The judges challenge Trump
On Tuesday, U.S. District Court Judge Philip Gutierrez issued an order preventing President Trump from revoking DACA protections, and is ordering the administration to reinstate all those who have been dropped from the program. This is more astounding judicial overreach in a year marred by such actions. The initial DACA program was a memo, not legislation, not even a legitimate executive order or regulation. Trump has every right as president to revoke it and enforce that revocation, but this judge has the gall to say he can't.
An earlier circuit court decision handed down in January, blocked Trump from ending DACA in the first place – an action he had initiated last year. The Department of Justice issued an emergency appeal to the Supreme Court to override this decision, but on Monday, the Supreme Court announced that it would not hear it. While this is standard practice when an issue is being litigated in lower courts, the clear abuse of power exercised by these lower courts should compel the Supremes to consider this a special case.
We have been watching this outrageous judicial usurpation of power for a full year. It is sheer lawlessness and has to stop. All public officials swear an oath to protect and defend, not subvert, the Constitution. What they are doing is a threat to the very legal foundations of our Republic.
There is only one punitive remedy that can be taken against such judges. Congress can impeach them. Unfortunately, Congress has impeached only 15 federal judges in its entire history, and only eight of those were actually removed. A good example is the case of Alcee I. Hastings (another U.S. district court judge), who was impeached for accepting a $150,000 bribe to reduce sentences for two mobsters. That is certainly a clear-cut case for impeachment, not to mention significant jail time, but so are these overtly partisan decisions made by judges specifically to thwart the irrefutable authority vested in the presidency.
This kind of legal subversion is actually much more egregious, because it threatens the entire legal structure of our country. If these jurists can successfully usurp the authority of a democratically elected president, it essentially negates the election. To the extent that this is allowed to stand, our nation is no longer a republic, but increasingly resembles a third-world dictatorship.
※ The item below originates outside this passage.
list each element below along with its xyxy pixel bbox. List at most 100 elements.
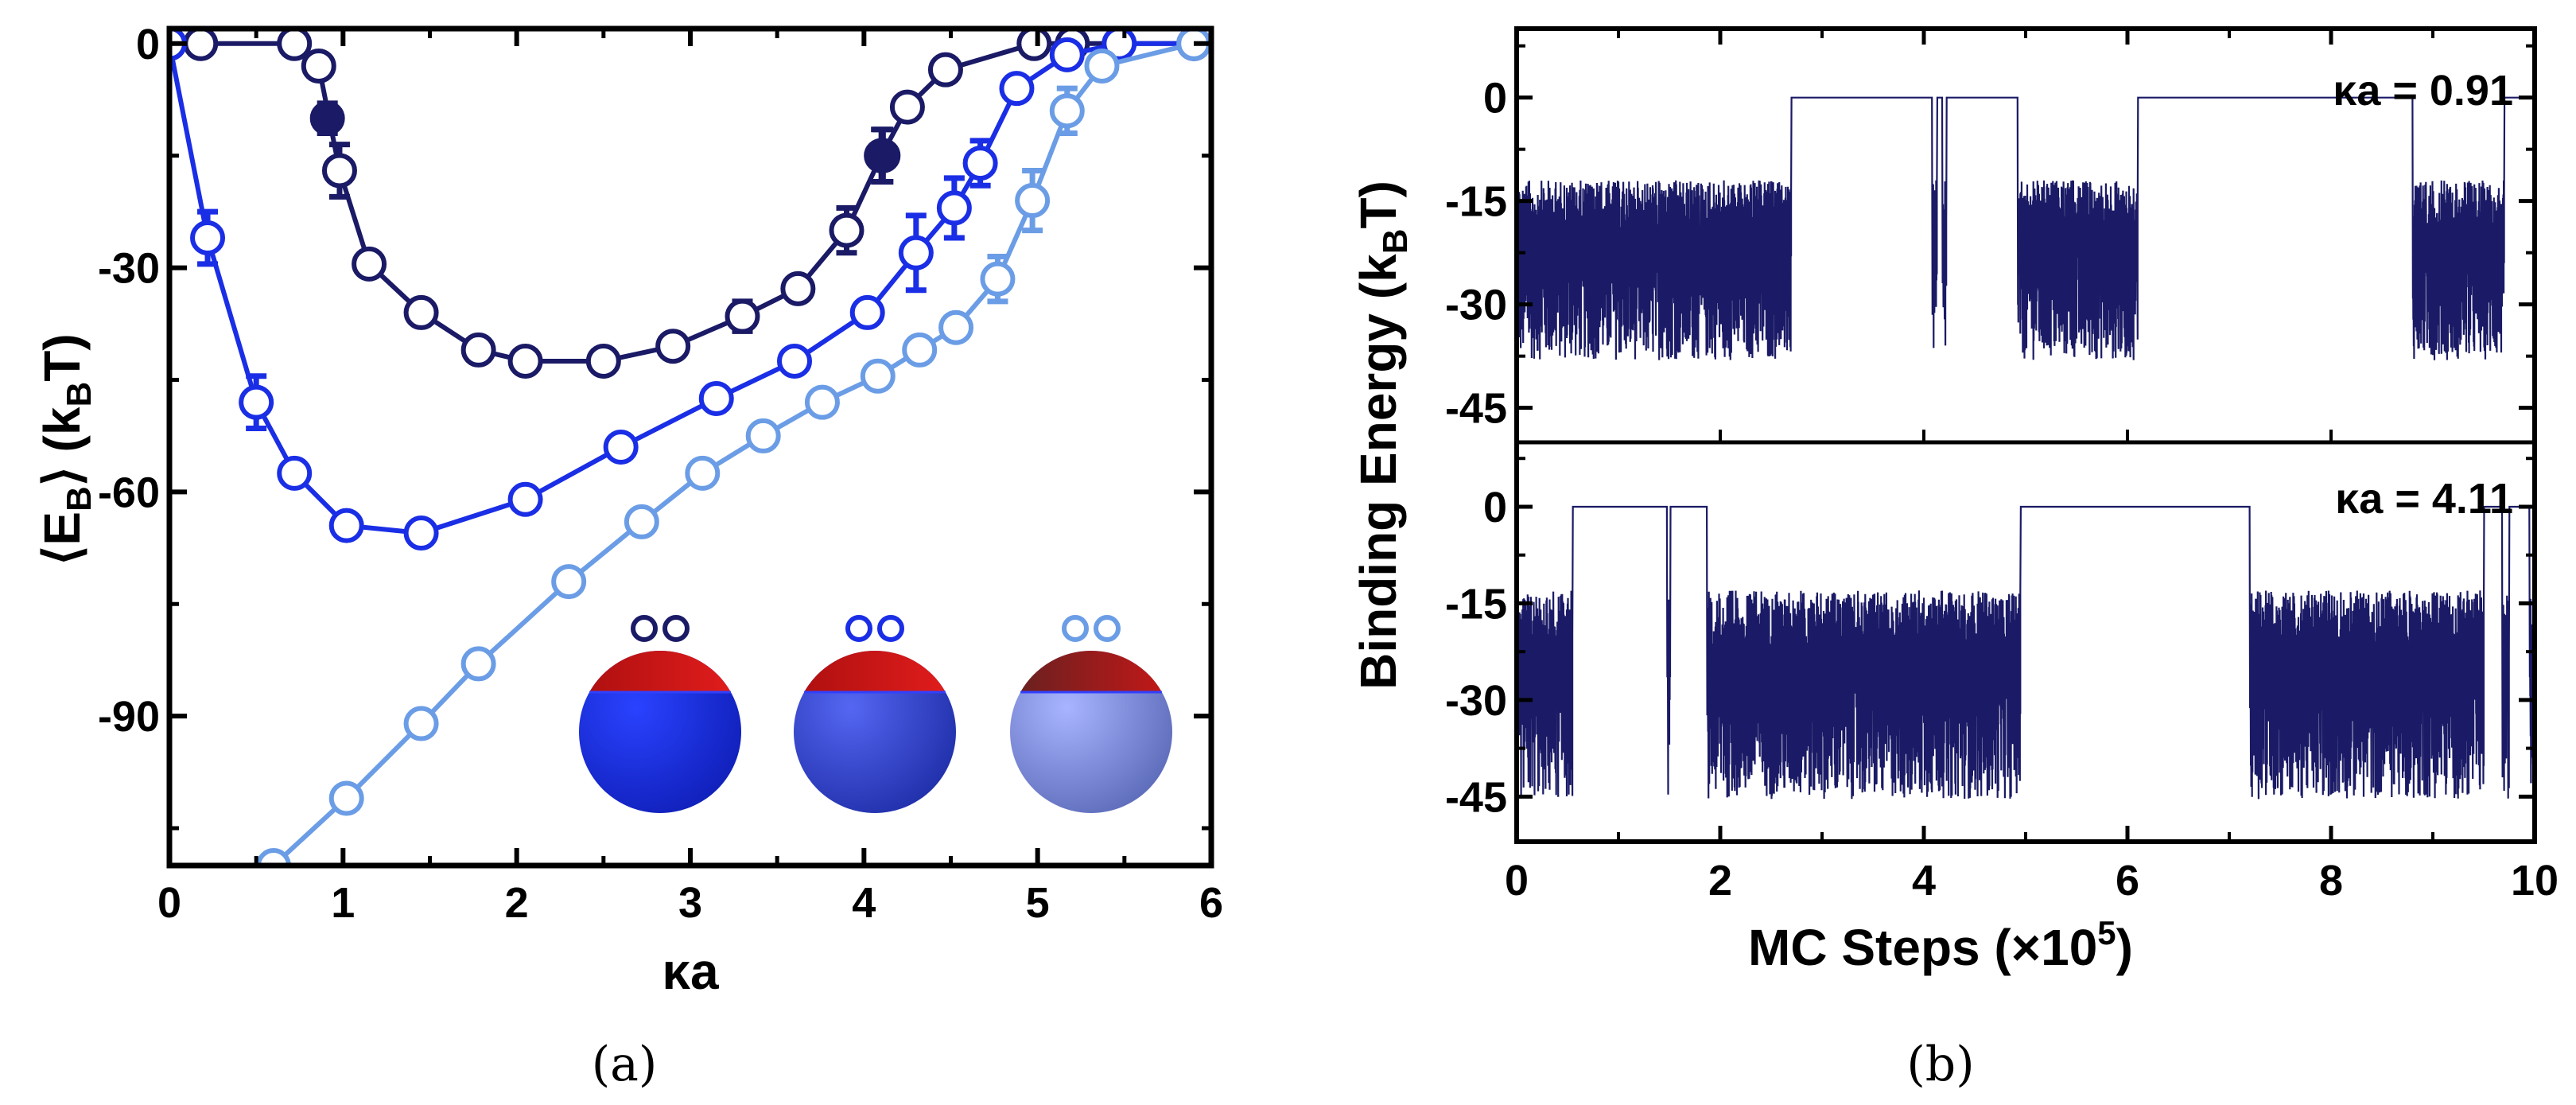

There is a precedent to convict for such behavior, but not much of one. Supreme Court judge Samuel Chase was impeached by the House of Representatives in 1804 for actions described as "tending to prostitute the high judicial character with which he was invested, to the low purpose of an electioneering partizan" (sic). Unfortunately, the Senate failed to convict, and his case is said to have insulated Supreme Court justices from similar action ever since.
The Supreme Court did hand President Trump a victory on the immigration front this week. It will not affect the DACA controversy, but puts to rest some other legal challenges to Trump's arrest and deportation of criminal aliens. Not surprisingly, this was a defeat for the 9th Circuit, where much of the court obstruction to Trump's immigration policies is originating. The government can now hold criminal aliens indefinitely and can deny bail.
A lower court also ruled this week that the administration could waive environmental regulations to expedite construction of the border wall. So the week was not a complete loss, but it remains frustrating that certain blatantly partisan jurists continue to abuse their power in obstructing the Trump administration's electoral mandate to reverse President Obama's most egregious unconstitutional actions.